The Future of Physical Therapy
This morning I had a conversation with an OT who has as much experience or more than I do. I mentioned my frustration with employers desiring low pay over experienced therapists. I don't think my tDPT and geriatric specialization have made me more attractive to employers. If anything, they have made me less attractive. Having them makes me more expensive.
Her response was interesting. She said she wasn't sure that physical therapy as we know it will exist in 10 years. All the DPT has done is drive up salaries, resulting in fewer jobs. One way employers will compensate will be the loss of jobs by attrition. Physical therapy is a female-dominated field. They will simply not fill positions when therapists quit to have children. The remaining therapists will be expected to grind out as many evaluations as possible in an eight-hour day. PTAs will do the majority of the work.
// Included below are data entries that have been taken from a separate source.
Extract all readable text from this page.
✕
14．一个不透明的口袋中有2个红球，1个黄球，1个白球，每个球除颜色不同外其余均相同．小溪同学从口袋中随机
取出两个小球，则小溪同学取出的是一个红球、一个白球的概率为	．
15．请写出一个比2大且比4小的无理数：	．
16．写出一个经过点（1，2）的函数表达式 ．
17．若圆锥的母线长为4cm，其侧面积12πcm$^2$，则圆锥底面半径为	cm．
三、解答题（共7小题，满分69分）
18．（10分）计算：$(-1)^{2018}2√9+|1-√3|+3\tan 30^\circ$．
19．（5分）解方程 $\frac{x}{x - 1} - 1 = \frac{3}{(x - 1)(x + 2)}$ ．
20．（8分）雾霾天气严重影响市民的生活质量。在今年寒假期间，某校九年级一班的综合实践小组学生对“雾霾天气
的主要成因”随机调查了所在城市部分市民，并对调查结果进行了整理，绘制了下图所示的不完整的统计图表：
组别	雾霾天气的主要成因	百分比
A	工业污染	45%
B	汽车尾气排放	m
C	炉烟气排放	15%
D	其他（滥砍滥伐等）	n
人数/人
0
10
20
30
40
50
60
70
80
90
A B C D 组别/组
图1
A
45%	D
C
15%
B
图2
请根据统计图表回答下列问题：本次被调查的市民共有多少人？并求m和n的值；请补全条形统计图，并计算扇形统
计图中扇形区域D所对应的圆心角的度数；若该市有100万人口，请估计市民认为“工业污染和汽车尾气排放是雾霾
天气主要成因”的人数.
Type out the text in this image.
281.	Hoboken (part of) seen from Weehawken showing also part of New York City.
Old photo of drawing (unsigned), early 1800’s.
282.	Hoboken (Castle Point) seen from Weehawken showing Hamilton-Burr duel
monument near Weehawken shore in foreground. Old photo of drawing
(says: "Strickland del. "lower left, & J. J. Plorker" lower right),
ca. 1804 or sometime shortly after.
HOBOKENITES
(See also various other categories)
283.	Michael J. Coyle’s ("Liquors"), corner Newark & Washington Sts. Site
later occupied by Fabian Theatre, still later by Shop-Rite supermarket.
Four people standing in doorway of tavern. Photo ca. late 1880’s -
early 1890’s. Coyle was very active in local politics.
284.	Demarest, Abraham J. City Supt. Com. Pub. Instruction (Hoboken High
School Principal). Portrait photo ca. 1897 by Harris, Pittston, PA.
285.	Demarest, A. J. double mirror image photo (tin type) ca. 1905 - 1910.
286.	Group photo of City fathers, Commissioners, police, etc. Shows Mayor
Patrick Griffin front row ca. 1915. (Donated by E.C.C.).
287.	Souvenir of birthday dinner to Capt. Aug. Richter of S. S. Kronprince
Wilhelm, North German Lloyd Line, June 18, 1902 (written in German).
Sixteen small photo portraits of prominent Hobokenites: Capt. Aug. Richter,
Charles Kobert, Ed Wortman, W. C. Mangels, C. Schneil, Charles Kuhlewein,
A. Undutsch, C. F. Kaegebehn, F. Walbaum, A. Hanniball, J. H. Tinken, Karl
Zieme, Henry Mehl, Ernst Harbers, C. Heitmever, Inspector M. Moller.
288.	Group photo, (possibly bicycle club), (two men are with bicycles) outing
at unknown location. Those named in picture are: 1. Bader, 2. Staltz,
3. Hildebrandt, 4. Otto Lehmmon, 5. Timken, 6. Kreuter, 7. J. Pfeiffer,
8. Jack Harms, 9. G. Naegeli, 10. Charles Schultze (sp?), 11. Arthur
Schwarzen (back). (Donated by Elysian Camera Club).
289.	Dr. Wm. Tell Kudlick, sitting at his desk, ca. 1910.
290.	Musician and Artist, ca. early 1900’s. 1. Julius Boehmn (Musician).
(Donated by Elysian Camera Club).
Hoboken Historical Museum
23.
That is a grim outlook. I can't say I disagree with her. We're already experiencing the "grind out as much as you can in eight hours" phenomenon. My review of job ads shows the trend to hiring PTAs over PTs. I know there are fewer jobs overall but I can't say attrition is the cause. It is probably a contributing factor.
She summed up her comments by saying the APTA has shot itself in the foot with the DPT thing. The APTA may have shot itself in the foot, but it wasn't just the DPT thing. In its effort to enact direct access, the common therapist has been forgotten. We're the ones who grind out those eight-hour days. We're the ones who make sure things are done correctly and quality patient care is provided. While the APTA has latched onto direct access as the second coming, the rest of us are struggling to make ends meet and continue to practice a profession that has forgotten us.
More and more, I like my profession less and less. I love treating my neuro patients when I get the opportunity. I like making a difference in someone's recovery. That is happening less and less. Mostly I'm asked to see more patients in less time. I have less help and lack equipment. My patients are often more involved. I don't have the time to get to know them as people.
It used to be I wanted two things in life - to treat my neuro patients and ride my horses. Now there are days when all I want is to survive the day.